Empirical effective sample size (ESS) is lowest when weights are informative, outperforming the unweighted baseline. When weights are noisy or misleading, ESS exceeds baseline, consistent with the theoretical second-order term. This suggests the practical robustness of the procedure, but also cautions against poorly chosen weights.

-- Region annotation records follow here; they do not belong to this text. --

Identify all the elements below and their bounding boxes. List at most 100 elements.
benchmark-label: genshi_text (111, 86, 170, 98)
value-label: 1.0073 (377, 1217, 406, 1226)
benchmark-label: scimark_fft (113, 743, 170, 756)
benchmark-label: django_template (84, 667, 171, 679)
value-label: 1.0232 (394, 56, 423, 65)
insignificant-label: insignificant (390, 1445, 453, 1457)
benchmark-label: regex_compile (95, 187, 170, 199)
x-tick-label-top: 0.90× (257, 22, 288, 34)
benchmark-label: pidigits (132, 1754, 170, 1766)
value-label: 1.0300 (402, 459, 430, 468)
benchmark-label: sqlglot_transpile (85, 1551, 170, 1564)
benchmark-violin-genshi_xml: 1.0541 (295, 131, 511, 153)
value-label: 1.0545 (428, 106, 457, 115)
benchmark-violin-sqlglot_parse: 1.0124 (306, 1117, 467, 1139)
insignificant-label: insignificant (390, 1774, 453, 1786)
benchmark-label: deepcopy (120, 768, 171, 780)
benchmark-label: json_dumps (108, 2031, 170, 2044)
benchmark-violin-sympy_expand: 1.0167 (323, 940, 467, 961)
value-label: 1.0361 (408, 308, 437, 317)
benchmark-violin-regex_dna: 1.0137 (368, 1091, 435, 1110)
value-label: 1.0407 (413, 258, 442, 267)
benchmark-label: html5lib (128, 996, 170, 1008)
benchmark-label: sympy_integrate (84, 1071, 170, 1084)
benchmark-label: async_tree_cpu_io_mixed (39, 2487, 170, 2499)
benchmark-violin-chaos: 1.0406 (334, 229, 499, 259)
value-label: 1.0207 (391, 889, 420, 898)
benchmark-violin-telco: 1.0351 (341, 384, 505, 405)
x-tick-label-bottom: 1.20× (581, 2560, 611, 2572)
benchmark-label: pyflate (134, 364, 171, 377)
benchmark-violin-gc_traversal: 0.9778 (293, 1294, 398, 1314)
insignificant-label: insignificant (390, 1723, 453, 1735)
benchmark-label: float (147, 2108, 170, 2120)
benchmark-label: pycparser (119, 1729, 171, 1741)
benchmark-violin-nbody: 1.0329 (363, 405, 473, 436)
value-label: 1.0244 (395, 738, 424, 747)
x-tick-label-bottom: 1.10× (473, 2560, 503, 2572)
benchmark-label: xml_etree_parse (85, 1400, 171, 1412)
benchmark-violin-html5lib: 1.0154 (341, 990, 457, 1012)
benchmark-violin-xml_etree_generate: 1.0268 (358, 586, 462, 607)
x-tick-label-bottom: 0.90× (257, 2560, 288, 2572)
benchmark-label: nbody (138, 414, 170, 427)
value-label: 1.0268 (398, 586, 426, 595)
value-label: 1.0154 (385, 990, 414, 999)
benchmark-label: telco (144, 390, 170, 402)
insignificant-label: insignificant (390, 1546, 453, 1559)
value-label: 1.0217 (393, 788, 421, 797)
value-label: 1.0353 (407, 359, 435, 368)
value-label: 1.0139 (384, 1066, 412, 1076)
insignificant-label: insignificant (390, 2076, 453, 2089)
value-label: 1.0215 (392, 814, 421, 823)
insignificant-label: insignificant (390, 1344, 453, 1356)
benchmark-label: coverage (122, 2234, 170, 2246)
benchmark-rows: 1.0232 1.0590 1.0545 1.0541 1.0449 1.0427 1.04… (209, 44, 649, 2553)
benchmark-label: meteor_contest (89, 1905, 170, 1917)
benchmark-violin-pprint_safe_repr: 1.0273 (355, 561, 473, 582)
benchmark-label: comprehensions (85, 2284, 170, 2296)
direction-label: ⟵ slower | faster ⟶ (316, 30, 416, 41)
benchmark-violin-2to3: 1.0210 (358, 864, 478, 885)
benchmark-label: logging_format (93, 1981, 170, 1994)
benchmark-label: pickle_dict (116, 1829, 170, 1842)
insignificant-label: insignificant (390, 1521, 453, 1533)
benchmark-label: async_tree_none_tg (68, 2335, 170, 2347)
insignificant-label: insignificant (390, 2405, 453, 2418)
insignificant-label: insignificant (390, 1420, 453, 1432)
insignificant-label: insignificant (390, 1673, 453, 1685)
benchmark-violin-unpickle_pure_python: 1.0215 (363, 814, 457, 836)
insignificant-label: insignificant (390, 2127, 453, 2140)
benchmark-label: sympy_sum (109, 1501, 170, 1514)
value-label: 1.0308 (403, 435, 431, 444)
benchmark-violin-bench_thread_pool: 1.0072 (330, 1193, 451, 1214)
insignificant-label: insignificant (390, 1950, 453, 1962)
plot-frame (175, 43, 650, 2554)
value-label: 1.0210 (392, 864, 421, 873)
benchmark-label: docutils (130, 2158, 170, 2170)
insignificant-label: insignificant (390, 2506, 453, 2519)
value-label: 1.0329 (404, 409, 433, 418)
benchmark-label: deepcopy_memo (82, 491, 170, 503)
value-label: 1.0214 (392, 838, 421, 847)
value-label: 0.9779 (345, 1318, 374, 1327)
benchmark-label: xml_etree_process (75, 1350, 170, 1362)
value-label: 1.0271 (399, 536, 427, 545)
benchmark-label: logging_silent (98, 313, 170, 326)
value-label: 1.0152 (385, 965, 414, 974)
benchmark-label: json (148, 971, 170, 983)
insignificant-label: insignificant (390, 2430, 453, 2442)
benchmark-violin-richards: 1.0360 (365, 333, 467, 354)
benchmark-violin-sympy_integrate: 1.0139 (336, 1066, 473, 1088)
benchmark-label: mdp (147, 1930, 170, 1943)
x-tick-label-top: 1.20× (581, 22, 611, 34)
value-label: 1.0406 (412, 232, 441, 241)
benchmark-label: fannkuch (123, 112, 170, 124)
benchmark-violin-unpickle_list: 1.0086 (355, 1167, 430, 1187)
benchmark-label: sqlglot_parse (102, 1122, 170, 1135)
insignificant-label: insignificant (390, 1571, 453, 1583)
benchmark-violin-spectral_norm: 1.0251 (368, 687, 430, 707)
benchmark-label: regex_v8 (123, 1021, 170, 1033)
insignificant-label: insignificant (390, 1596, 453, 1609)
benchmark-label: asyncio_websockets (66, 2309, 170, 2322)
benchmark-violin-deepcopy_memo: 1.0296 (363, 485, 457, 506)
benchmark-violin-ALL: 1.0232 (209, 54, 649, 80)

Summary Table: Procedural Features

Property	Weighted Gap-Intersection	Classic Sequential (Unweighted)
Prior weights incorporated	Yes	No
Signal count bounds allowed	$l \le |A| \le u$	Often fixed or unconstrained
Error control (FWE)	Explicit (via thresholds)	Varies; often only Type I
High-dimensional scalability	$J=o(\kappa^{1/4})$	Typically limited
ESS matches lower bound	Yes (first-order)	Yes for gap/intersection variants

A plausible implication is that weighted procedures are especially advantageous when reliable external information about hypothesis relevance is available. In summary, the Weighted Gap-Intersection procedure generalizes multiple sequential testing to exploit prior-weighted evidence, maintains rigorous error guarantees, and achieves information-theoretic optimality in broad operational regimes (Bose et al., 10 Nov 2025).